Biden also directed the report to examine the energy use associated with so-called proof-of-work and proof-of-stake methods for verifying transactions on open-source blockchains. That examination should include “research into potential mitigating measures and alternative mechanisms of consensus and the design tradeoffs those may entail.”
The order specifically calls for more study of “potential uses of blockchain that could support monitoring or mitigating technologies to climate impacts,” such as verifying carbon offsets. And the paper should consider the “implications for energy policy, including as it relates to grid management and reliability, energy efficiency incentives and standards, and sources of energy supply.”
The interagency group has until Sept. 5 to produce the environmental report.

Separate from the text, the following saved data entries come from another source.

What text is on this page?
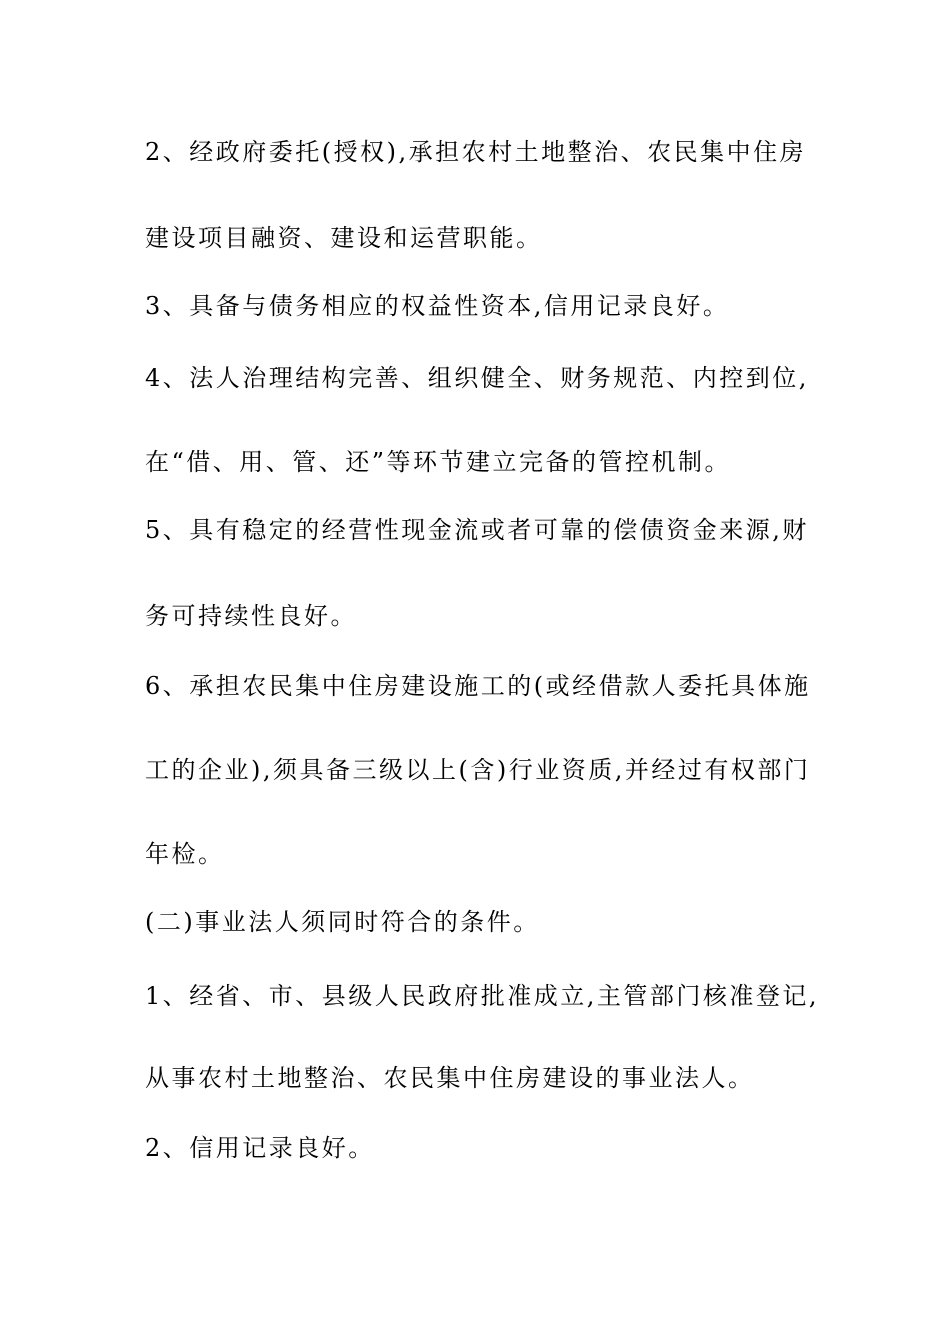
2、经政府委托(授权),承担农村土地整治、农民集中住房
建设项目融资、建设和运营职能。
3、具备与债务相应的权益性资本,信用记录良好。
4、法人治理结构完善、组织健全、财务规范、内控到位,
在“借、用、管、还”等环节建立完备的管控机制。
5、具有稳定的经营性现金流或者可靠的偿债资金来源,财
务可持续性良好。
6、承担农民集中住房建设施工的(或经借款人委托具体施
工的企业),须具备三级以上(含)行业资质,并经过有权部门
年检。
(二)事业法人须同时符合的条件。
1、经省、市、县级人民政府批准成立,主管部门核准登记,
从事农村土地整治、农民集中住房建设的事业法人。
2、信用记录良好。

Rep. Darren Soto (D-Fla.), co-chair of the bipartisan Congressional Blockchain Caucus, and other cryptocurrency advocates have claimed that adding energy-hungry computers that produce new digital tokens could help encourage the construction of new renewable energy projects. But critics, such as Massachusetts Sen. Elizabeth Warren and other Democratic lawmakers, point to instances where cryptocurrency miners have instead propped up aging fossil-fuel-fired power plants that would’ve otherwise been retired (E&E Daily, Feb. 1).
Meanwhile, independent researchers have found that the annual emissions associated with bitcoin—the first and most valuable cryptocurrency—now rival those produced by the entire country of Greece (Greenwire, Feb. 25).
Biden’s digital assets order was primarily focused on protecting U.S. citizens from cryptocurrency financial risks, reducing their use in illicit activity such as ransomware schemes that have shut down major energy infrastructure and maintaining the primacy of the U.S. dollar in the global financial system.
The presidential directive also placed “the highest urgency on research and development efforts into the potential design and deployment” of a U.S. government-issued central bank digital currency. China is one of more than 100 countries that is already exploring or piloting the use of CBDCs, which are a digital form of their sovereign currency.